Mi padre ilustró la situación.
“No le gustan las películas que están mostrando en el asilo de ancianos”.
“¿Qué pasa con las películas en el asilo?
“Son muy viejas. Y las graban de la televisión”.
“¿Qué películas quiere?”
“¡Nuevas!”
¿Entonces cuál es su táctica?
“Está yendo de una persona a otra, creando un frente sin que la administración logre comprender de dónde proviene. Y de repente hay quejas de 10 a 15 personas que nunca antes se habían quejado. La administración me dijo que sospechaban que era ella. Pero no lo podían explicar”.
Siempre sabía que mi abuela era un personaje difícil.
Sin embargo, nunca supe que se hubiera metido con nadie con un fin particular en mente. Siempre pensé que tenía una vena nihilista, especialmente cuando hablábamos de política y la ocupación israelí de tierras palestinas. Una vez me anunció que no le gustaba Jerusalén. “¿Por qué no?” pregunté. “Demasiados árabes”, dijo. Luego una larga pausa: “Y demasiados judíos”.

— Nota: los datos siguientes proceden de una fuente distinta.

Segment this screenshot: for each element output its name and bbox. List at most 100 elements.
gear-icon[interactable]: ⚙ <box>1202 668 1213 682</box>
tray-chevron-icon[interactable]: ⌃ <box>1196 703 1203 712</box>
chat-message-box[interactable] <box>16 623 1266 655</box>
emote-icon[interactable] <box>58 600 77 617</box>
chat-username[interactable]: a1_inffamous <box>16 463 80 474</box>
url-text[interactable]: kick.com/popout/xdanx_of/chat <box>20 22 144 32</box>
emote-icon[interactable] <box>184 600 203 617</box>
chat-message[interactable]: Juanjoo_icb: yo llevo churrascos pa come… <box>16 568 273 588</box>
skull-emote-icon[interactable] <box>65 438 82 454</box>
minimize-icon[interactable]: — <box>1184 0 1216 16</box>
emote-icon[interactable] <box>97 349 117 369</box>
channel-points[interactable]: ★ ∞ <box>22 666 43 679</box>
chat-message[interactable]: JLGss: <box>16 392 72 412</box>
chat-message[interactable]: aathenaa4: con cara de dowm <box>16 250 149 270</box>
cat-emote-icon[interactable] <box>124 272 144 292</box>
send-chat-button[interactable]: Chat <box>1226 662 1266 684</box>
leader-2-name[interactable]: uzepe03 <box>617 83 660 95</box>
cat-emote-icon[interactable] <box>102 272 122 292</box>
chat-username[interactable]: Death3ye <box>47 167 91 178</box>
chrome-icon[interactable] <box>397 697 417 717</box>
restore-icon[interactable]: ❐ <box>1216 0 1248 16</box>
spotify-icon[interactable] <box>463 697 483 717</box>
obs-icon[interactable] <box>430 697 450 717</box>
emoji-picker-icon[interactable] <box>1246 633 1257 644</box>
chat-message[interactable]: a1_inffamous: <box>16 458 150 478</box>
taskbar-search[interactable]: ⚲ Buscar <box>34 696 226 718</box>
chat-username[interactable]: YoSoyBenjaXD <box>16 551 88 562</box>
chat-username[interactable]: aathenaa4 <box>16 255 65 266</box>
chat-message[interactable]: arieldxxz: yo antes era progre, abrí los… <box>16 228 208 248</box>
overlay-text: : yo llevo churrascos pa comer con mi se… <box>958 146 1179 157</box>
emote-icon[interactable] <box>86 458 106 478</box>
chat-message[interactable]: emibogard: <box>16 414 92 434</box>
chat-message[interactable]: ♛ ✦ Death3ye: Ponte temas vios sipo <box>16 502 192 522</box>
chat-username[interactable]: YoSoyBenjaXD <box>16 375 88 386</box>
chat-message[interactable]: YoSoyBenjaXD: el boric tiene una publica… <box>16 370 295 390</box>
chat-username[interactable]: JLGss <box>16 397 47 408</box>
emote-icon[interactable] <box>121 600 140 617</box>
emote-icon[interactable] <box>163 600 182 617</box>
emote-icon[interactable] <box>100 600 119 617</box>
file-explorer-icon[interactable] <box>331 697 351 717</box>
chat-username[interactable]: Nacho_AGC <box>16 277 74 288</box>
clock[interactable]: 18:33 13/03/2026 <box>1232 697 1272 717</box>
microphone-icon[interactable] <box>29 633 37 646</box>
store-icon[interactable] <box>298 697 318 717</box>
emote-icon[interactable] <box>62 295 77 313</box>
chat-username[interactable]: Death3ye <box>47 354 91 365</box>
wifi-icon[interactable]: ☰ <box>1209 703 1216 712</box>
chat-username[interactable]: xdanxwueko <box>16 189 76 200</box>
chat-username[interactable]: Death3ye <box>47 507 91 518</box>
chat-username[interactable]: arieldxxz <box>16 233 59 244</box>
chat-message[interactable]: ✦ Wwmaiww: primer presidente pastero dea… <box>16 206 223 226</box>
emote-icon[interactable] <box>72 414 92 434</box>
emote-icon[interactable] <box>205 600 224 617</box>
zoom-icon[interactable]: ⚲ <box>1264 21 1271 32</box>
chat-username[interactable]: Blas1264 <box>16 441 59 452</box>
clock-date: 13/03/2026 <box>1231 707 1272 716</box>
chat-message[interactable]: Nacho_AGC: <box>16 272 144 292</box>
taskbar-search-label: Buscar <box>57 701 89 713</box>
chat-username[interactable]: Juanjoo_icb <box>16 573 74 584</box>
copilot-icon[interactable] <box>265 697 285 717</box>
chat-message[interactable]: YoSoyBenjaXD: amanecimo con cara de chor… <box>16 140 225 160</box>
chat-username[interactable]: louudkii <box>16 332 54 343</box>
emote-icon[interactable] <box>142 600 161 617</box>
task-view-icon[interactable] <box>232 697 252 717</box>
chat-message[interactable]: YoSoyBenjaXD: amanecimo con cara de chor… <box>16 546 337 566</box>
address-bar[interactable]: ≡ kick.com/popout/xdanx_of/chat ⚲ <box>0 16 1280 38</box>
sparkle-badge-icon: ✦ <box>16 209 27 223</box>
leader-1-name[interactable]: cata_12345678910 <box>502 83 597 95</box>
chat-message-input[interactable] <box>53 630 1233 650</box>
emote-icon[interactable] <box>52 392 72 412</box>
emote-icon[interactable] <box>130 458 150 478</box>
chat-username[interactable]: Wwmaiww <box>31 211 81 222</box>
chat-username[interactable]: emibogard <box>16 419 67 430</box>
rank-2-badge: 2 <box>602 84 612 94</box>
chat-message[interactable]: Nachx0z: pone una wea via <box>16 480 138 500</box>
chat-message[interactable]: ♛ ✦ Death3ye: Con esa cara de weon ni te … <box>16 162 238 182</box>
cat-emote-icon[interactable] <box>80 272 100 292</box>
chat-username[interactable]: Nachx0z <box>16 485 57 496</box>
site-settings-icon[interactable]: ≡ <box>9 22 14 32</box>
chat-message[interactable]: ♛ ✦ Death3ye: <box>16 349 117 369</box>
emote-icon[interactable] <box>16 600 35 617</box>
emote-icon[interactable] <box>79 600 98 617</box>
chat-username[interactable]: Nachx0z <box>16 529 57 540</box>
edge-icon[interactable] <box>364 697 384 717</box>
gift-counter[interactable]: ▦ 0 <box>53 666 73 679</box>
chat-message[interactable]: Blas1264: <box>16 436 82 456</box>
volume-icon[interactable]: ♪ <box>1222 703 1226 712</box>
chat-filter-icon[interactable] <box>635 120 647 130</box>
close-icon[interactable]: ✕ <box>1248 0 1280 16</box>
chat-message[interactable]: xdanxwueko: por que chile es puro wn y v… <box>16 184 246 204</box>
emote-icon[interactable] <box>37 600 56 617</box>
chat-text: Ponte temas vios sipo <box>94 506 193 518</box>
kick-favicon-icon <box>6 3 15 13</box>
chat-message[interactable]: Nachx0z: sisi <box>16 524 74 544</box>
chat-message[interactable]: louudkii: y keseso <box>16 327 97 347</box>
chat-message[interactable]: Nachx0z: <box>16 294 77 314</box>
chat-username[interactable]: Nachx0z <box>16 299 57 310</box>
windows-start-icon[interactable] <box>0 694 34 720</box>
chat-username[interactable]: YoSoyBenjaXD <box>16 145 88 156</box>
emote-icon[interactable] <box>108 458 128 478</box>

Yo había identificado a Rasputins en organizaciones políticas, en sociedades de cultura pop, en carteles de droga. Tenía que saber cómo mi abuela lo estaba haciendo en el asilo.
Así que llamé a Talia en el asilo. ¿Savta, qué pasa con las películas?
“¡No son películas del cine! Las graban de la televisión! ¡No sé donde las consiguen! Y no es una pantalla grande.
¿Está funcionando? ¿Estás logrando convencer a las personas? Ella sonaba desanimada.
“No va a funcionar. Apenas llevo dos meses aquí. Me van a llamar una ‘nudnikit’. Dirán, “Ella se queja por todo”.
No sonaba como si ella estuviera manejando la situación al estilo Rasputín después de todo. Tal vez la insurrección fue solo un destello de sus viejas formas de Rasputín. Un pequeño pulso de sus antiguas artes especiales y oscuros talentos. Me había preocupado que toda la situación, mi obsesión con los Rasputins de aparecer en mi familia, era casi demasiado perfecta.